Herr Klein ist viel selbständig im Haus unterwegs mit seinen Freunden. Manchmal stürmt er nur herein, ruft „Wie gehen Fußball spielen!“, holt seine Fußballschuhe und rauscht wieder ab. Ich weiß eigentlich nie so recht, wo im Haus er ist. Und wenn es Zeit zum Abendessen ist, musste ich ihn oft suchen. Das war zuweilen anstrengend, wenn auf dem Herd Essen köchelte und zwei andere Kinder hier in der Badewanne saßen. Also haben wir nun ausgemacht, dass er abends um 6 daheim ist und das liegt in seiner Verantwortung.
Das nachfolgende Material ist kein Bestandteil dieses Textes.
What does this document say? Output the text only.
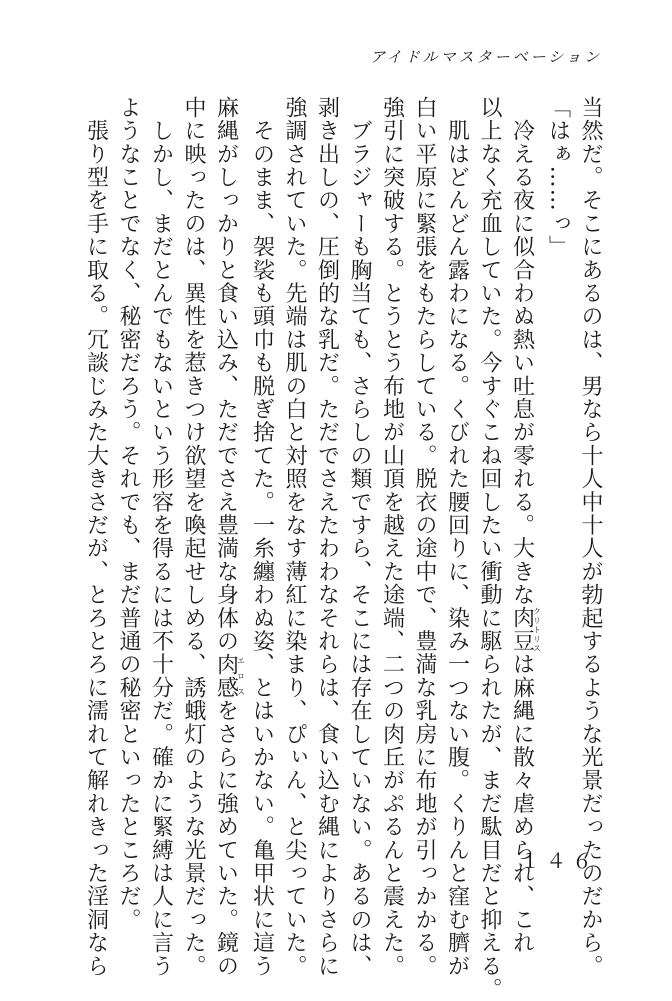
アイドルマスターベーション

当然だ。そこにあるのは、男なら十人中十人が勃起するような光景だったのだから。

「はぁ……っ」

　冷える夜に似合わぬ熱い吐息が零れる。大きな肉豆クリトリスは麻縄に散々虐められ、これ

以上なく充血していた。今すぐこね回したい衝動に駆られたが、まだ駄目だと抑える。

　肌はどんどん露わになる。くびれた腰回りに、染み一つない腹。くりんと窪む臍が

白い平原に緊張をもたらしている。脱衣の途中で、豊満な乳房に布地が引っかかる。

強引に突破する。とうとう布地が山頂を越えた途端、二つの肉丘がぷるんと震えた。

　ブラジャーも胸当ても、さらしの類ですら、そこには存在していない。あるのは、

剥き出しの、圧倒的な乳だ。ただでさえたわわなそれらは、食い込む縄によりさらに

強調されていた。先端は肌の白と対照をなす薄紅に染まり、ぴぃん、と尖っていた。

　そのまま、袈裟も頭巾も脱ぎ捨てた。一糸纏わぬ姿、とはいかない。亀甲状に這う

麻縄がしっかりと食い込み、ただでさえ豊満な身体の肉感エロスをさらに強めていた。鏡の

中に映ったのは、異性を惹きつけ欲望を喚起せしめる、誘蛾灯のような光景だった。

　しかし、まだとんでもないという形容を得るには不十分だ。確かに緊縛は人に言う

ようなことでなく、秘密だろう。それでも、まだ普通の秘密といったところだ。

　張り型を手に取る。冗談じみた大きさだが、とろとろに濡れて解れきった淫洞なら	１４６
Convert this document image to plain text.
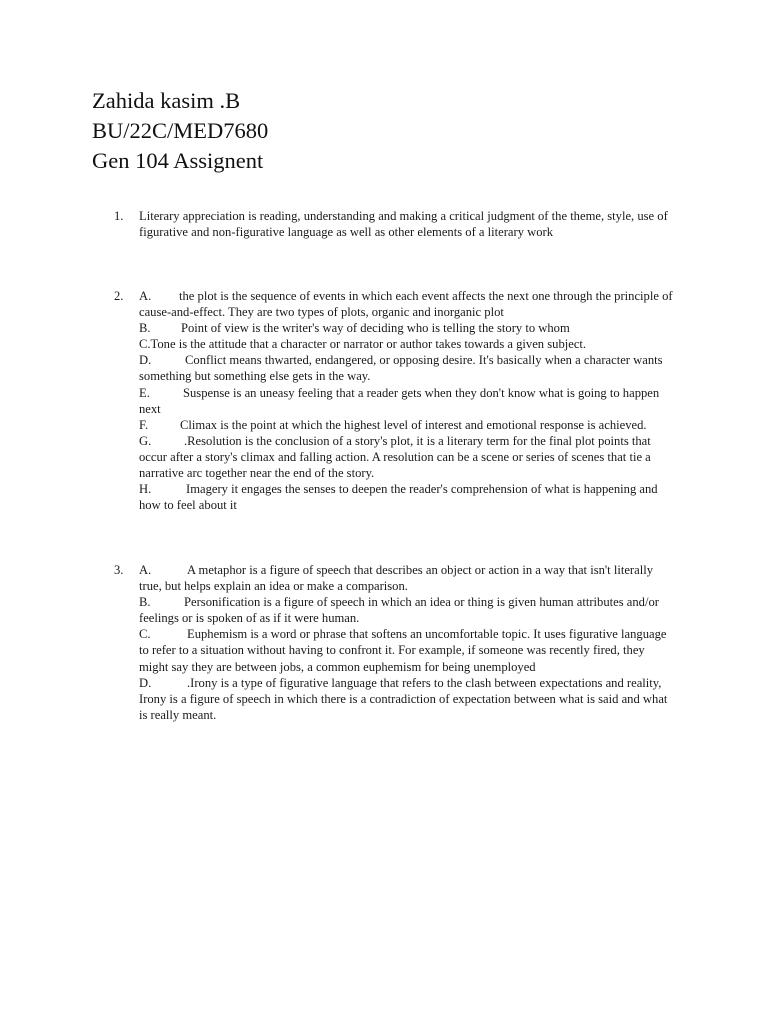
Zahida kasim .B
BU/22C/MED7680
Gen 104 Assignent
1.	Literary appreciation is reading, understanding and making a critical judgment of the theme, style, use of figurative and non-figurative language as well as other elements of a literary work
2.	A. the plot is the sequence of events in which each event affects the next one through the principle of cause-and-effect. They are two types of plots, organic and inorganic plot
B. Point of view is the writer's way of deciding who is telling the story to whom
C.Tone is the attitude that a character or narrator or author takes towards a given subject.
D.	Conflict means thwarted, endangered, or opposing desire. It's basically when a character wants something but something else gets in the way.
E.	Suspense is an uneasy feeling that a reader gets when they don't know what is going to happen next
F.	Climax is the point at which the highest level of interest and emotional response is achieved.
G.	.Resolution is the conclusion of a story's plot, it is a literary term for the final plot points that occur after a story's climax and falling action. A resolution can be a scene or series of scenes that tie a narrative arc together near the end of the story.
H.	Imagery it engages the senses to deepen the reader's comprehension of what is happening and how to feel about it
3.	A.	A metaphor is a figure of speech that describes an object or action in a way that isn't literally true, but helps explain an idea or make a comparison.
B.	Personification is a figure of speech in which an idea or thing is given human attributes and/or feelings or is spoken of as if it were human.
C.	Euphemism is a word or phrase that softens an uncomfortable topic. It uses figurative language to refer to a situation without having to confront it. For example, if someone was recently fired, they might say they are between jobs, a common euphemism for being unemployed
D.	.Irony is a type of figurative language that refers to the clash between expectations and reality, Irony is a figure of speech in which there is a contradiction of expectation between what is said and what is really meant.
Manchmal kommt er Punkt 18Uhr, manchmal erst 18.15Uhr. Aber wenn er um 18.12Uhr mit einem „Sorry, dass ich so spät bin.“ in der Tür steht, dann bin ich einfach nur dankbar über seine Selbsteinschätzung.
Zutrauen statt Druck
Ich erinnere mich noch, als er im Kindergarten war und mir gesagt wurde, er müsse endlich lernen sich selbst anzuziehen, weil sie in der großen Gruppe dann nicht mehr die Zeit hätten alle Kinder anzuziehen. Ich verstand diesen Druck nicht, denn mir war damals schon eines klar: Wenn ich mit Druck versuche ein Kind zur Selbständigkeit zu bewegen, werde ich vermutlich genau das Gegenteil erreichen. Stattdessen ließ er sich gern von mir die Schuhe an- oder ausziehen. Und ich hatte Vertrauen, dass er das selbst tun wollen würde, wenn er soweit war. Natürlich gab ich ihm die Möglichkeit, fragte ihn oder sagte: „Ich weiß, dass Du das allein kannst, aber ich helfe Dir gern.“
Selbstvertrauen und Selbstsicherheit stärken
Selbständigkeit ist so ein großes schweres Wort geworden. Wir fürchten uns vor den sogenannten Tyrannen, die uns das Leben schwer machen, sich bedienen lassen und nicht für sich selbst sorgen. Dabei sind es genau die Kinder, von denen Selbständigkeit zu früh und zu vehement gefordert wird, die in diese inaktive Haltung verfallen. Sie kooperieren nicht, sie tun Dinge widerwillig oder gar nicht. Da wollte ich nicht hin. Und was viele nicht verstehen: Selbständigkeit hat sehr viel mit Beziehung, Selbstvertrauen und Selbstsicherheit zu tun.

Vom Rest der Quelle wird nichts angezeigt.